Filtering FeatureData[Sequence] using metadata file

Hi there, I'm interested in this question too!

When using the filter-seqs command, where do we get the information to put in the metadata file of sequences to exclude?

I'm guessing the process of filtering out sequences found in blank samples would start off like this:

#Create a sequences artifact with only the blank samples
qiime feature-table filter-seqs --i-data rep_seqs.qza --m-metadata-file map.txt --p-where "Control='Y'" --o-filtered-data control_seqs.qza

And then once you have your artifact of sequences from the control samples, you could tabulate the sequences to get them into a format you can view ...

qiime feature-table tabulate-seqs --i-data control_seqs.qza --o-visualization control_seqs.qzv

And then you could open your .qzv with qiime tools view and see something kind of like this:

What's the equivalent of downloading the frequency per feature .csv in @thermokarst's recommended workflow above? Would you download the fasta file, save it as a TSV and use that as your metadata file for removing the 'blank' sequences from the original rep seqs file?

Thanks! :slight_smile:

Hi @Matilda_H-D,
Thanks for posting your question! The metadata input to filter-seqs can only consist of feature metadata, e.g., a sequence file or taxonomy file. We do not yet have functionality for removing sequences that are found in a specific sample in a single command (multi-step details are below).

We plan to add tutorials describing this process in this month’s release of QIIME 2 so check back then for more details.

For now, this forum post still describes the best workaround for removing features from a feature table that are detected in a specific sample. What filter-features allows us to do is to also filter our sequences file by passing in features-to-filter.tsv (see the forum post for how that file is generated) as metadata.

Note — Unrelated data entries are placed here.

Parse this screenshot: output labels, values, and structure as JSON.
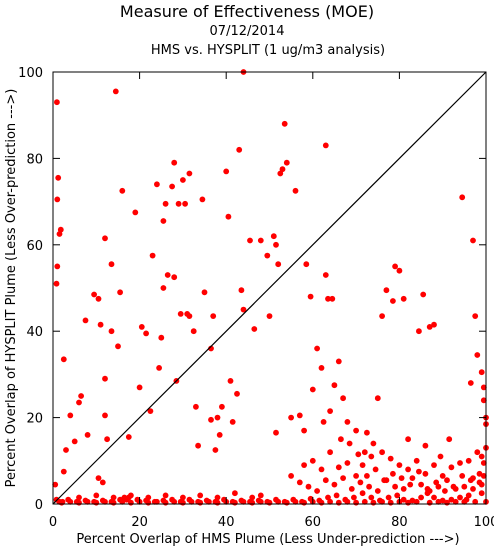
{
  "chart_data": {
    "type": "scatter",
    "title": "Measure of Effectiveness (MOE)",
    "subtitle_date": "07/12/2014",
    "subtitle": "HMS vs. HYSPLIT  (1 ug/m3 analysis)",
    "xlabel": "Percent Overlap of HMS Plume (Less Under-prediction --->)",
    "ylabel": "Percent Overlap of HYSPLIT Plume (Less Over-prediction --->)",
    "xlim": [
      0,
      100
    ],
    "ylim": [
      0,
      100
    ],
    "xticks": [
      0,
      20,
      40,
      60,
      80,
      100
    ],
    "yticks": [
      0,
      20,
      40,
      60,
      80,
      100
    ],
    "grid": false,
    "reference_line": "y = x",
    "colors": {
      "points": "#ff0000",
      "line": "#000000",
      "frame": "#000000"
    },
    "series": [
      {
        "points": [
          [
            0.9,
            93.0
          ],
          [
            1.2,
            75.5
          ],
          [
            1.0,
            70.5
          ],
          [
            1.8,
            63.5
          ],
          [
            1.5,
            62.5
          ],
          [
            1.0,
            55.0
          ],
          [
            0.8,
            51.0
          ],
          [
            2.5,
            33.5
          ],
          [
            0.5,
            4.5
          ],
          [
            0.8,
            1.0
          ],
          [
            1.5,
            0.5
          ],
          [
            2.2,
            0.5
          ],
          [
            2.5,
            7.5
          ],
          [
            3.0,
            12.5
          ],
          [
            4.0,
            20.5
          ],
          [
            5.0,
            14.5
          ],
          [
            6.5,
            25.0
          ],
          [
            6.0,
            23.5
          ],
          [
            7.5,
            42.5
          ],
          [
            8.0,
            16.0
          ],
          [
            9.5,
            48.5
          ],
          [
            10.5,
            47.5
          ],
          [
            11.0,
            41.5
          ],
          [
            12.0,
            61.5
          ],
          [
            13.5,
            40.0
          ],
          [
            13.5,
            55.5
          ],
          [
            12.0,
            29.0
          ],
          [
            12.0,
            20.5
          ],
          [
            12.5,
            15.0
          ],
          [
            10.5,
            6.0
          ],
          [
            11.5,
            5.0
          ],
          [
            14.5,
            95.5
          ],
          [
            15.0,
            36.5
          ],
          [
            15.5,
            49.0
          ],
          [
            16.0,
            72.5
          ],
          [
            16.5,
            1.5
          ],
          [
            17.0,
            1.0
          ],
          [
            17.5,
            15.5
          ],
          [
            19.0,
            67.5
          ],
          [
            20.0,
            27.0
          ],
          [
            20.5,
            41.0
          ],
          [
            21.5,
            39.5
          ],
          [
            22.5,
            21.5
          ],
          [
            23.0,
            57.5
          ],
          [
            24.0,
            74.0
          ],
          [
            24.5,
            31.5
          ],
          [
            25.0,
            38.5
          ],
          [
            25.5,
            65.5
          ],
          [
            25.5,
            50.0
          ],
          [
            26.0,
            69.5
          ],
          [
            26.5,
            53.0
          ],
          [
            27.5,
            73.5
          ],
          [
            28.0,
            79.0
          ],
          [
            28.0,
            52.5
          ],
          [
            28.5,
            28.5
          ],
          [
            29.0,
            69.5
          ],
          [
            29.5,
            44.0
          ],
          [
            30.0,
            75.0
          ],
          [
            30.5,
            69.5
          ],
          [
            31.0,
            44.0
          ],
          [
            31.5,
            76.5
          ],
          [
            31.5,
            43.5
          ],
          [
            32.5,
            40.0
          ],
          [
            33.0,
            22.5
          ],
          [
            33.5,
            13.5
          ],
          [
            34.5,
            70.5
          ],
          [
            35.0,
            49.0
          ],
          [
            36.5,
            19.5
          ],
          [
            36.5,
            36.0
          ],
          [
            37.0,
            43.5
          ],
          [
            37.5,
            12.5
          ],
          [
            38.0,
            20.0
          ],
          [
            38.5,
            16.0
          ],
          [
            39.0,
            22.5
          ],
          [
            40.0,
            77.0
          ],
          [
            40.5,
            66.5
          ],
          [
            41.0,
            28.5
          ],
          [
            41.5,
            19.0
          ],
          [
            42.5,
            25.5
          ],
          [
            43.0,
            82.0
          ],
          [
            43.5,
            49.5
          ],
          [
            44.0,
            100.0
          ],
          [
            44.0,
            45.0
          ],
          [
            45.5,
            61.0
          ],
          [
            46.5,
            40.5
          ],
          [
            48.0,
            61.0
          ],
          [
            49.5,
            57.5
          ],
          [
            50.0,
            43.5
          ],
          [
            51.0,
            62.0
          ],
          [
            51.5,
            60.0
          ],
          [
            51.5,
            16.5
          ],
          [
            52.0,
            55.5
          ],
          [
            52.5,
            76.5
          ],
          [
            53.0,
            77.5
          ],
          [
            53.5,
            88.0
          ],
          [
            54.0,
            79.0
          ],
          [
            55.0,
            20.0
          ],
          [
            56.0,
            72.5
          ],
          [
            57.0,
            20.5
          ],
          [
            58.0,
            17.0
          ],
          [
            58.5,
            55.5
          ],
          [
            59.5,
            48.0
          ],
          [
            60.0,
            26.5
          ],
          [
            61.0,
            36.0
          ],
          [
            62.0,
            31.5
          ],
          [
            62.5,
            19.0
          ],
          [
            63.0,
            83.0
          ],
          [
            63.0,
            53.0
          ],
          [
            63.5,
            47.5
          ],
          [
            64.0,
            21.5
          ],
          [
            64.5,
            47.5
          ],
          [
            65.0,
            27.5
          ],
          [
            66.0,
            33.0
          ],
          [
            67.0,
            24.5
          ],
          [
            68.0,
            19.0
          ],
          [
            70.0,
            6.5
          ],
          [
            71.5,
            9.0
          ],
          [
            72.5,
            6.5
          ],
          [
            73.5,
            11.0
          ],
          [
            75.0,
            24.5
          ],
          [
            76.0,
            43.5
          ],
          [
            77.0,
            49.5
          ],
          [
            78.5,
            47.0
          ],
          [
            79.0,
            55.0
          ],
          [
            80.0,
            54.0
          ],
          [
            81.0,
            47.5
          ],
          [
            82.0,
            15.0
          ],
          [
            84.5,
            40.0
          ],
          [
            85.5,
            48.5
          ],
          [
            86.0,
            13.5
          ],
          [
            87.0,
            41.0
          ],
          [
            88.0,
            41.5
          ],
          [
            89.5,
            11.0
          ],
          [
            91.5,
            15.0
          ],
          [
            94.5,
            71.0
          ],
          [
            95.5,
            1.0
          ],
          [
            96.5,
            28.0
          ],
          [
            97.0,
            61.0
          ],
          [
            97.5,
            43.5
          ],
          [
            98.0,
            34.5
          ],
          [
            99.0,
            30.5
          ],
          [
            99.5,
            27.0
          ],
          [
            99.5,
            24.0
          ],
          [
            100.0,
            20.0
          ],
          [
            100.0,
            18.5
          ],
          [
            99.0,
            11.0
          ],
          [
            99.5,
            9.5
          ],
          [
            99.5,
            6.5
          ],
          [
            98.5,
            5.0
          ],
          [
            97.0,
            3.5
          ],
          [
            96.0,
            2.0
          ],
          [
            94.0,
            1.5
          ],
          [
            92.0,
            1.0
          ],
          [
            90.0,
            0.8
          ],
          [
            88.0,
            1.5
          ],
          [
            86.5,
            2.5
          ],
          [
            85.0,
            1.5
          ],
          [
            83.0,
            0.8
          ],
          [
            81.0,
            1.0
          ],
          [
            79.5,
            2.0
          ],
          [
            77.5,
            1.5
          ],
          [
            75.5,
            0.8
          ],
          [
            73.5,
            1.5
          ],
          [
            71.5,
            2.5
          ],
          [
            69.5,
            1.5
          ],
          [
            67.5,
            1.0
          ],
          [
            65.5,
            2.0
          ],
          [
            63.5,
            1.5
          ],
          [
            61.5,
            0.8
          ],
          [
            59.5,
            1.2
          ],
          [
            57.5,
            0.5
          ],
          [
            55.5,
            1.0
          ],
          [
            53.5,
            0.5
          ],
          [
            51.5,
            1.0
          ],
          [
            49.5,
            0.5
          ],
          [
            47.5,
            0.8
          ],
          [
            45.5,
            0.5
          ],
          [
            43.5,
            0.8
          ],
          [
            41.5,
            0.5
          ],
          [
            39.5,
            1.0
          ],
          [
            37.5,
            0.5
          ],
          [
            35.5,
            0.8
          ],
          [
            33.5,
            0.5
          ],
          [
            31.5,
            1.0
          ],
          [
            29.5,
            0.5
          ],
          [
            27.5,
            1.0
          ],
          [
            25.5,
            0.8
          ],
          [
            23.5,
            0.5
          ],
          [
            21.5,
            0.8
          ],
          [
            19.5,
            1.0
          ],
          [
            17.5,
            1.5
          ],
          [
            15.5,
            1.0
          ],
          [
            13.5,
            0.5
          ],
          [
            11.5,
            0.8
          ],
          [
            9.5,
            0.5
          ],
          [
            7.5,
            0.8
          ],
          [
            5.5,
            0.5
          ],
          [
            3.5,
            1.0
          ],
          [
            100.0,
            0.5
          ],
          [
            99.0,
            2.5
          ],
          [
            97.5,
            0.5
          ],
          [
            95.0,
            0.5
          ],
          [
            93.0,
            0.5
          ],
          [
            91.0,
            0.3
          ],
          [
            89.0,
            0.5
          ],
          [
            87.0,
            0.3
          ],
          [
            84.0,
            0.5
          ],
          [
            82.0,
            0.3
          ],
          [
            80.0,
            0.5
          ],
          [
            78.0,
            0.3
          ],
          [
            76.0,
            0.5
          ],
          [
            74.0,
            0.3
          ],
          [
            72.0,
            0.5
          ],
          [
            70.0,
            0.3
          ],
          [
            68.0,
            0.5
          ],
          [
            66.0,
            0.3
          ],
          [
            64.0,
            0.5
          ],
          [
            62.0,
            0.3
          ],
          [
            60.0,
            0.5
          ],
          [
            58.0,
            0.3
          ],
          [
            56.0,
            0.5
          ],
          [
            54.0,
            0.3
          ],
          [
            52.0,
            0.5
          ],
          [
            50.0,
            0.3
          ],
          [
            48.0,
            0.5
          ],
          [
            46.0,
            0.3
          ],
          [
            44.0,
            0.5
          ],
          [
            42.0,
            0.3
          ],
          [
            40.0,
            0.5
          ],
          [
            38.0,
            0.3
          ],
          [
            36.0,
            0.5
          ],
          [
            34.0,
            0.3
          ],
          [
            32.0,
            0.5
          ],
          [
            30.0,
            0.3
          ],
          [
            28.0,
            0.5
          ],
          [
            26.0,
            0.3
          ],
          [
            24.0,
            0.5
          ],
          [
            22.0,
            0.3
          ],
          [
            20.0,
            0.5
          ],
          [
            18.0,
            0.3
          ],
          [
            16.0,
            0.5
          ],
          [
            14.0,
            0.3
          ],
          [
            12.0,
            0.5
          ],
          [
            10.0,
            0.3
          ],
          [
            8.0,
            0.5
          ],
          [
            6.0,
            0.3
          ],
          [
            4.0,
            0.5
          ],
          [
            2.0,
            0.3
          ],
          [
            66.0,
            8.5
          ],
          [
            68.0,
            9.5
          ],
          [
            70.5,
            11.5
          ],
          [
            72.0,
            12.0
          ],
          [
            74.5,
            8.0
          ],
          [
            76.5,
            5.5
          ],
          [
            78.5,
            7.0
          ],
          [
            80.5,
            6.0
          ],
          [
            82.5,
            4.5
          ],
          [
            84.5,
            7.5
          ],
          [
            86.5,
            3.5
          ],
          [
            88.5,
            5.0
          ],
          [
            90.5,
            3.0
          ],
          [
            92.5,
            4.0
          ],
          [
            94.5,
            6.5
          ],
          [
            96.5,
            5.5
          ],
          [
            98.5,
            7.0
          ],
          [
            100.0,
            13.0
          ],
          [
            62.0,
            8.0
          ],
          [
            60.0,
            10.0
          ],
          [
            58.0,
            9.0
          ],
          [
            64.0,
            12.0
          ],
          [
            66.5,
            15.0
          ],
          [
            68.5,
            14.0
          ],
          [
            70.0,
            17.0
          ],
          [
            72.5,
            16.5
          ],
          [
            74.0,
            14.0
          ],
          [
            76.0,
            12.0
          ],
          [
            78.0,
            10.5
          ],
          [
            80.0,
            9.0
          ],
          [
            82.0,
            8.0
          ],
          [
            84.0,
            10.0
          ],
          [
            86.0,
            7.0
          ],
          [
            88.0,
            9.0
          ],
          [
            90.0,
            6.5
          ],
          [
            92.0,
            8.5
          ],
          [
            94.0,
            9.5
          ],
          [
            96.0,
            10.0
          ],
          [
            98.0,
            12.0
          ],
          [
            55.0,
            6.5
          ],
          [
            57.0,
            5.0
          ],
          [
            59.0,
            4.0
          ],
          [
            61.0,
            3.0
          ],
          [
            63.0,
            5.5
          ],
          [
            65.0,
            4.5
          ],
          [
            67.0,
            6.0
          ],
          [
            69.0,
            3.5
          ],
          [
            71.0,
            5.0
          ],
          [
            73.0,
            4.0
          ],
          [
            75.0,
            3.0
          ],
          [
            77.0,
            5.5
          ],
          [
            79.0,
            4.0
          ],
          [
            81.0,
            3.5
          ],
          [
            83.0,
            6.0
          ],
          [
            85.0,
            4.5
          ],
          [
            87.0,
            3.0
          ],
          [
            89.0,
            4.0
          ],
          [
            91.0,
            5.5
          ],
          [
            93.0,
            3.5
          ],
          [
            95.0,
            4.0
          ],
          [
            97.0,
            6.0
          ],
          [
            99.0,
            4.5
          ],
          [
            48.0,
            2.0
          ],
          [
            46.0,
            1.5
          ],
          [
            42.0,
            2.5
          ],
          [
            38.0,
            1.5
          ],
          [
            34.0,
            2.0
          ],
          [
            30.0,
            1.5
          ],
          [
            26.0,
            2.0
          ],
          [
            22.0,
            1.5
          ],
          [
            18.0,
            2.0
          ],
          [
            14.0,
            1.5
          ],
          [
            10.0,
            2.0
          ],
          [
            6.0,
            1.5
          ]
        ]
      }
    ]
  }
}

Note, however, that removing all sequences found in a blank may not be a good approach; many of these sequences may in fact be cross-contaminants rather than exogenous contaminants and removing them could eliminate valid features from other samples.

In the future we plan to add methods for contaminant detection that more directly address this issue.

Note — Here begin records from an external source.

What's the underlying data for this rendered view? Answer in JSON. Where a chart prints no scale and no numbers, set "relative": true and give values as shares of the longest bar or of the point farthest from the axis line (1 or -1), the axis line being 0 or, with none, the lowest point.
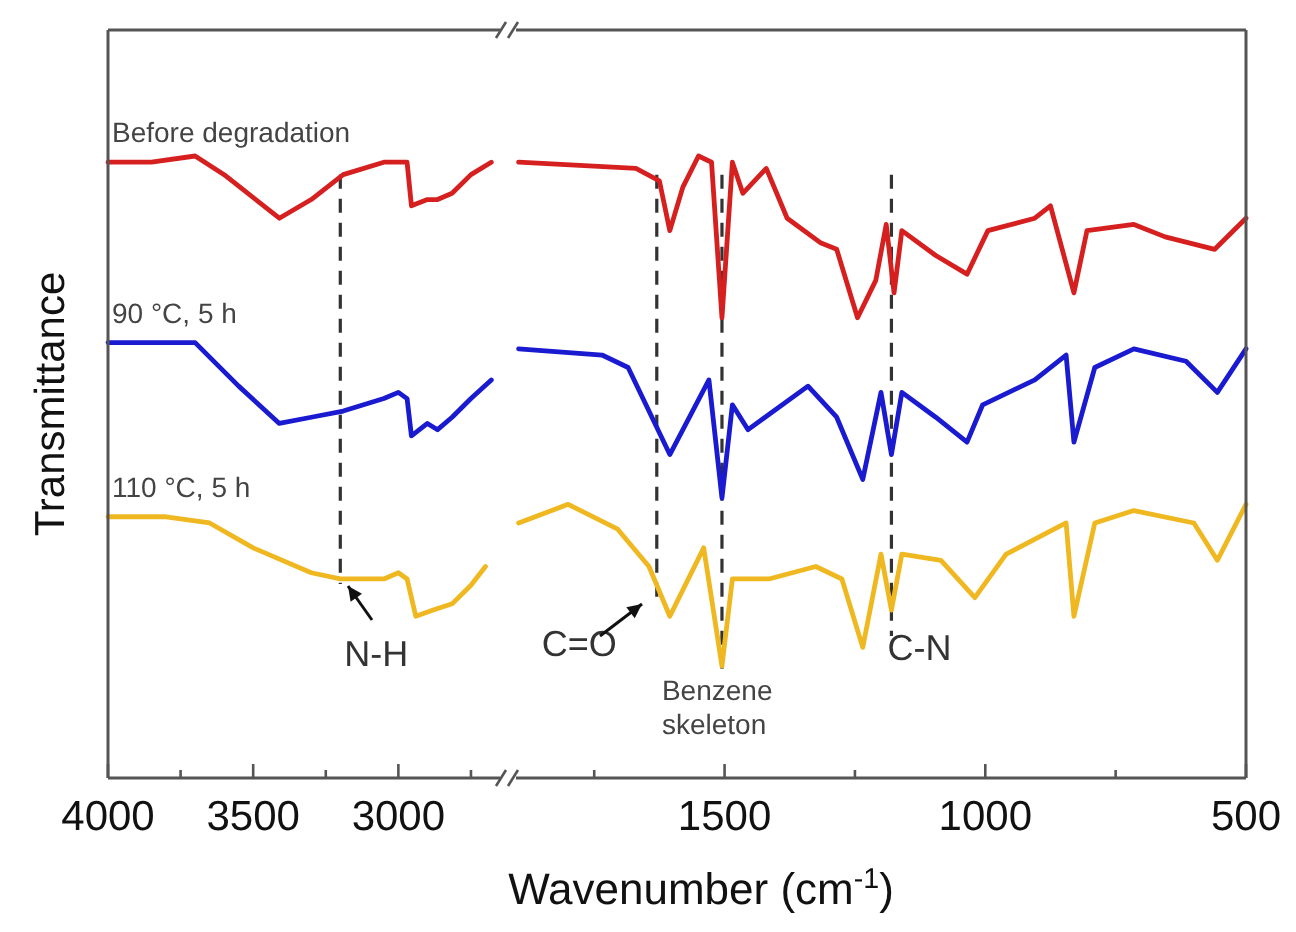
{
  "chart_data": [
    {
      "type": "line",
      "relative": true,
      "ylabel": "Transmittance",
      "xlabel": "Wavenumber (cm$^{-1}$)",
      "tick_labels": "x",
      "grid": false,
      "line_style": "solid",
      "xlim": [
        4000,
        2650
      ],
      "xticks": [
        4000,
        3500,
        3000,
        {
          "value": 3750,
          "label": null
        },
        {
          "value": 3250,
          "label": null
        },
        {
          "value": 2750,
          "label": null
        }
      ],
      "series": [
        {
          "name": "Before degradation",
          "color": "#d62020",
          "x": [
            4000,
            3850,
            3700,
            3600,
            3410,
            3300,
            3190,
            3050,
            3000,
            2970,
            2955,
            2900,
            2865,
            2815,
            2750,
            2680
          ],
          "values": [
            0.99,
            0.99,
            1,
            0.97,
            0.9,
            0.93,
            0.97,
            0.99,
            0.99,
            0.99,
            0.92,
            0.93,
            0.93,
            0.94,
            0.97,
            0.99
          ]
        },
        {
          "name": "90 °C, 5 h",
          "color": "#1a1ad0",
          "x": [
            4000,
            3700,
            3550,
            3410,
            3300,
            3190,
            3050,
            3000,
            2970,
            2955,
            2900,
            2865,
            2815,
            2750,
            2680
          ],
          "values": [
            0.7,
            0.7,
            0.63,
            0.57,
            0.58,
            0.59,
            0.61,
            0.62,
            0.61,
            0.55,
            0.57,
            0.56,
            0.58,
            0.61,
            0.64
          ]
        },
        {
          "name": "110 °C, 5 h",
          "color": "#f0b820",
          "x": [
            4000,
            3800,
            3650,
            3500,
            3300,
            3200,
            3050,
            3000,
            2970,
            2940,
            2880,
            2815,
            2750,
            2700
          ],
          "values": [
            0.42,
            0.42,
            0.41,
            0.37,
            0.33,
            0.32,
            0.32,
            0.33,
            0.32,
            0.26,
            0.27,
            0.28,
            0.31,
            0.34
          ]
        }
      ],
      "ref_lines": [
        {
          "axis": "x",
          "value": 3200,
          "label": "N-H",
          "color": "#333333",
          "line_style": "dashed"
        }
      ]
    },
    {
      "type": "line",
      "relative": true,
      "tick_labels": "x",
      "grid": false,
      "line_style": "solid",
      "xlim": [
        1900,
        500
      ],
      "xticks": [
        1500,
        1000,
        500,
        {
          "value": 1750,
          "label": null
        },
        {
          "value": 1250,
          "label": null
        },
        {
          "value": 750,
          "label": null
        }
      ],
      "series": [
        {
          "color": "#d62020",
          "x": [
            1895,
            1670,
            1625,
            1605,
            1580,
            1550,
            1525,
            1505,
            1485,
            1465,
            1420,
            1380,
            1315,
            1285,
            1245,
            1210,
            1190,
            1175,
            1160,
            1095,
            1035,
            995,
            905,
            875,
            830,
            805,
            715,
            655,
            560,
            500
          ],
          "values": [
            0.99,
            0.98,
            0.96,
            0.88,
            0.95,
            1,
            0.99,
            0.74,
            0.99,
            0.94,
            0.98,
            0.9,
            0.86,
            0.85,
            0.74,
            0.8,
            0.89,
            0.78,
            0.88,
            0.84,
            0.81,
            0.88,
            0.9,
            0.92,
            0.78,
            0.88,
            0.89,
            0.87,
            0.85,
            0.9
          ]
        },
        {
          "color": "#1a1ad0",
          "x": [
            1895,
            1735,
            1685,
            1605,
            1530,
            1505,
            1485,
            1455,
            1340,
            1285,
            1235,
            1200,
            1180,
            1160,
            1095,
            1035,
            1005,
            905,
            845,
            830,
            790,
            715,
            615,
            555,
            500
          ],
          "values": [
            0.69,
            0.68,
            0.66,
            0.52,
            0.64,
            0.45,
            0.6,
            0.56,
            0.63,
            0.58,
            0.48,
            0.62,
            0.52,
            0.62,
            0.58,
            0.54,
            0.6,
            0.64,
            0.68,
            0.54,
            0.66,
            0.69,
            0.67,
            0.62,
            0.69
          ]
        },
        {
          "color": "#f0b820",
          "x": [
            1895,
            1800,
            1705,
            1645,
            1605,
            1540,
            1505,
            1485,
            1415,
            1325,
            1275,
            1235,
            1200,
            1180,
            1160,
            1085,
            1020,
            960,
            845,
            830,
            790,
            715,
            600,
            555,
            500
          ],
          "values": [
            0.41,
            0.44,
            0.4,
            0.34,
            0.26,
            0.37,
            0.18,
            0.32,
            0.32,
            0.34,
            0.32,
            0.21,
            0.36,
            0.27,
            0.36,
            0.35,
            0.29,
            0.36,
            0.41,
            0.26,
            0.41,
            0.43,
            0.41,
            0.35,
            0.44
          ]
        }
      ],
      "ref_lines": [
        {
          "axis": "x",
          "value": 1630,
          "label": "C=O",
          "color": "#333333",
          "line_style": "dashed"
        },
        {
          "axis": "x",
          "value": 1505,
          "label": "Benzene skeleton",
          "color": "#333333",
          "line_style": "dashed"
        },
        {
          "axis": "x",
          "value": 1180,
          "label": "C-N",
          "color": "#333333",
          "line_style": "dashed"
        }
      ]
    }
  ]
}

I hope that answers your questions! Please let us know if you have additional questions/concerns.

2 Likes

Hi @Nicholas_Bokulich

Thank you for your reply!

What filter-features allows us to do is to also filter our sequences file by passing in features-to-filter.tsv (see the forum post for how that file is generated) as metadata.

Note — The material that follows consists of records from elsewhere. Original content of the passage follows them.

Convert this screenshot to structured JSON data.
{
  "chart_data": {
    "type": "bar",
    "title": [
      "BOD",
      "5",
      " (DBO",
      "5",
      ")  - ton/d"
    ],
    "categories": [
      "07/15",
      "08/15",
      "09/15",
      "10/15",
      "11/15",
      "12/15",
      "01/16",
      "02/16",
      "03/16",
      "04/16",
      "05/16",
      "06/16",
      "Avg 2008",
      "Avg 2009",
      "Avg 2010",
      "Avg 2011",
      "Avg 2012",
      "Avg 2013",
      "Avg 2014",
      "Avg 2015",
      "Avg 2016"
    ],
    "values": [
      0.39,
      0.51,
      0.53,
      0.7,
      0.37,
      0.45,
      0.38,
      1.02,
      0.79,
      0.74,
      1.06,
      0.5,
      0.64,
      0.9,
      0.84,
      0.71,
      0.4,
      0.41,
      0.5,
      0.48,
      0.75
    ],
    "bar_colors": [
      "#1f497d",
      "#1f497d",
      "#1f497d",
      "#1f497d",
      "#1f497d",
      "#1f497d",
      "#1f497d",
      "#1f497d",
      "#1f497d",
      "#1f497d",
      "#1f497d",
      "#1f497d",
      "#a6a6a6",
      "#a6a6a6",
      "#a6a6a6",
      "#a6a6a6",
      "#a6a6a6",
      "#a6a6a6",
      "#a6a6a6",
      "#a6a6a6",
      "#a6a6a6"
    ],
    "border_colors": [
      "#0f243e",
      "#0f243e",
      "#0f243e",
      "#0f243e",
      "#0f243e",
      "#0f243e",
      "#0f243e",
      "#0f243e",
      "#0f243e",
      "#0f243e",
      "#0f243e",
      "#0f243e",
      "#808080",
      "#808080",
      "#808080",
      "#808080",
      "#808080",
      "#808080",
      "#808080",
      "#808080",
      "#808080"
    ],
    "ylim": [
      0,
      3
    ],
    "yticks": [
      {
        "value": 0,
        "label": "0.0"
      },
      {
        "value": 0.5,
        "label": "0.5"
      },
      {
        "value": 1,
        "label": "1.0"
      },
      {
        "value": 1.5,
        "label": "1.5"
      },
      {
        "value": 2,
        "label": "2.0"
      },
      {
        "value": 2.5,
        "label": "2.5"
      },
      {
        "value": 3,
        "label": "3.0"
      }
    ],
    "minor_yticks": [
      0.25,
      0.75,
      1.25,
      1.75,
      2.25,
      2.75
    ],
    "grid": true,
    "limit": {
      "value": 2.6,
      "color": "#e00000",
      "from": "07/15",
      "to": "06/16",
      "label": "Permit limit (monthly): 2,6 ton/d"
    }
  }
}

So do I understand correctly, when you use the filter-table filter-features command, both the feature table and the representative sequences file will be filtered according to the metadata file that is passed? I had another look at the filter-features documentation page and it only mentions a filtered table as output, not a filtered sequences file.

What I would be interested in was what Fernando Stuart mentioned in this post -- filtering the rep seqs file in order to build a phylogenetic tree containing only the sequences that remain after filtering out those found in lab controls.

Looking at the feature-table filter-seqs documentation, it seems like maybe this could be achieved using this command and passing in the same metadata file (i.e. list of features, not of actual sequences, to exclude) that would be used in filter-features? Is that right?

Thanks for your help!

No — filter-features will only remove those features from the feature table, not from the sequences file.

Correct. The process of generating a list of features that you can pass as metadata is mentioned further down in the same thread. The features-to-filter.tsv file described in that thread (the same list of features to filter from the feature table) would be passed to filter-seqs to remove those same features (sequences) from the FeatureData[Sequence] artifact that you have using the following command:

qiime feature-table filter-seqs \
    --i-data rep_seqs.qza \
    --m-metadata-file features-to-filter.tsv \
    --o-filtered-data control_seqs.qza

Generating that features-to-filter.tsv is described in this post (and in the future we may support a more direct method for generating such a file that contains features found in a single sample or collection of samples; I have raised an issue here to track progress)

Please let me know if that answers your question!

This topic was automatically closed 31 days after the last reply. New replies are no longer allowed.